Due connazionali su novemila irregolari arrestati negli Usa. Uno dei quali già in viaggio per l'Italia, l'altro in attesa di venir rispedito a casa. La notizia, volendo chiamarla tale, era tutta qua. Ma per molte ore il caso di quei due concittadini è servito ad alimentare il consueto gossip di politici e media nostrani sempre pronti ad attaccare il governo, accusarlo di sudditanza nei confronti dell'America di Donald Trump e d'indifferenza rispetto ai drammi dei nostri connazionali.

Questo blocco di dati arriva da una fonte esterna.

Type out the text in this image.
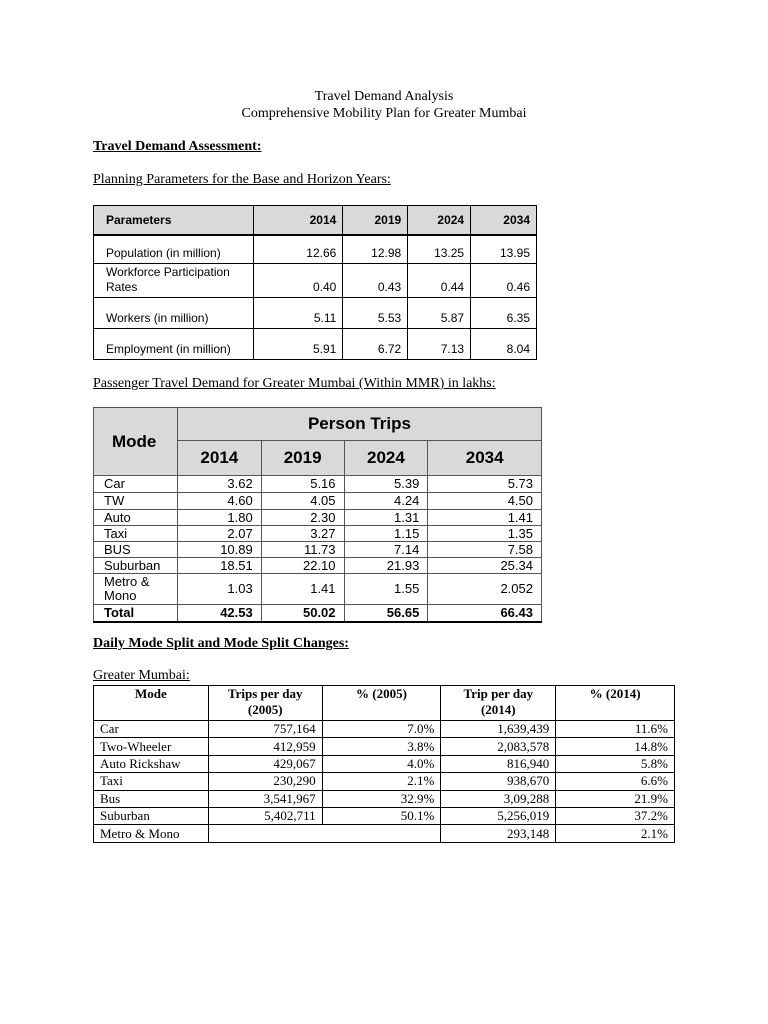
Travel Demand Analysis
Comprehensive Mobility Plan for Greater Mumbai
Travel Demand Assessment:
Planning Parameters for the Base and Horizon Years:
Parameters	2014	2019	2024	2034
Population (in million)	12.66	12.98	13.25	13.95
Workforce Participation Rates	0.40	0.43	0.44	0.46
Workers (in million)	5.11	5.53	5.87	6.35
Employment (in million)	5.91	6.72	7.13	8.04
Passenger Travel Demand for Greater Mumbai (Within MMR) in lakhs:
Mode	Person Trips			
	2014	2019	2024	2034
Car	3.62	5.16	5.39	5.73
TW	4.60	4.05	4.24	4.50
Auto	1.80	2.30	1.31	1.41
Taxi	2.07	3.27	1.15	1.35
BUS	10.89	11.73	7.14	7.58
Suburban	18.51	22.10	21.93	25.34
Metro & Mono	1.03	1.41	1.55	2.052
Total	42.53	50.02	56.65	66.43
Daily Mode Split and Mode Split Changes:
Greater Mumbai:
Mode	Trips per day (2005)	% (2005)	Trip per day (2014)	% (2014)
Car	757,164	7.0%	1,639,439	11.6%
Two-Wheeler	412,959	3.8%	2,083,578	14.8%
Auto Rickshaw	429,067	4.0%	816,940	5.8%
Taxi	230,290	2.1%	938,670	6.6%
Bus	3,541,967	32.9%	3,09,288	21.9%
Suburban	5,402,711	50.1%	5,256,019	37.2%
Metro & Mono			293,148	2.1%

Ma partiamo dal contesto, ovvero dalle informazioni, inizialmente assai confuse, riguardo alla presenza di almeno 800 cittadini europei fra i 9mila «irregolari» fatti arrestare dall'amministrazione Trump e pronti a venir deportati a Guantanamo, in territorio cubano, prima di venir rispediti nei paesi d'origine. A far temere che fra quegli 800 europei vi siano molti italiani contribuisce un'informativa, a dir il vero parecchio confusa, arrivata nelle prime ore di ieri sulle scrivanie di Palazzo Chigi e della Farnesina. «Secondo prime frammentarie notizie - scrive la nota esaminata da Il Giornale - sarebbero attinti dal provvedimento anche 800 cittadini di provenienza europea (tra i quali britannici, francesi, irlandesi, olandesi) inclusi italiani. Immediati riscontri effettuati presso il Department of State (DoS) non consentivano di ottenere indicazioni nel merito». E ad alimentare l'allarme concorre il passo in cui si citano «discordanti versioni» sul destino degli europei. «Secondo una prima versione verrebbero indistintamente trasferiti a Guantanamo Bay tutti i fermati. Altre indicazioni - spiega la nota - segnalerebbero un trattamento differente per gli stranieri europei e di paesi alleati degli Usa che assumano atteggiamenti collaborativi».
L'imprecisione della nota - basata probabilmente sulla frettolosa rimasticatura dell'articolo del Washington Post che per primo, ieri, fa luce sulla vicenda - concorre a generare ulteriori allarme. Anche perché la notizia, subito tracimata dai palazzi governativi alle agenzie di stampa, fa supporre l'imminente deportazione di numerosi italiani nello stesso centro di detenzione in cui venivano reclusi - senza alcun rispetto per i più elementari diritti umani - i terroristi di Al Qaida. Ma si tratta di una congettura decisamente errata.
Il centro di detenzione per terroristi - pur trovandosi all'interno della stessa base navale di Guantanamo non ha nulla da spartire con il «Migrants Operations Center» dove in passato sono stati già detenuti i cubani giunti via mare. In quel centro, assimilabile ai nostri Cpr, vengono internati, in attesa di esaminare il loro status, i migranti che si oppongono al rimpatrio o vengono rifiutati dai paesi d'origine. Dunque nulla che riguardi i cittadini italiani. Anche perché Roma nel frattempo ha già comunicato, per bocca dello stesso ministro degli esteri Antonio Tajani, di esser pronta a riprendersi tutti gli italiani. «L'Italia è disposta a riprendere gli irregolari nel pieno rispetto dei loro diritti. Non vi è possibilità che gli italiani siano trasferiti a Guantanamo, non c'è da allarmarsi. Siamo disponibili a rimpatriare gli irregolari» - conferma il nostro ministro degli Esteri. E così - mentre in Italia ancora ci si strappa le vesti - negli Usa il caso dei due nostri connazionali appare già concluso con il rimpatrio del primo e l'imminente espulsione del secondo. Il Dipartimento della Sicurezza interna (Dhs), rispondendo a una richiesta di chiarimenti di LaPresse, chiarisce nel dettaglio: «Nessun cittadino italiano residente illegalmente negli Stati Uniti verrà trasferito a Guantanamo prima del rimpatrio in Italia. Questa storia è una fake news. Non accadrà».
L'eventuale deportazione di altri italiani e le condizioni per il loro ritorno in patria verranno discusse, invece, quest'oggi nel corso di una telefonata già fissata tra il ministro Tajani e il segretario di Stato Marco Rubio.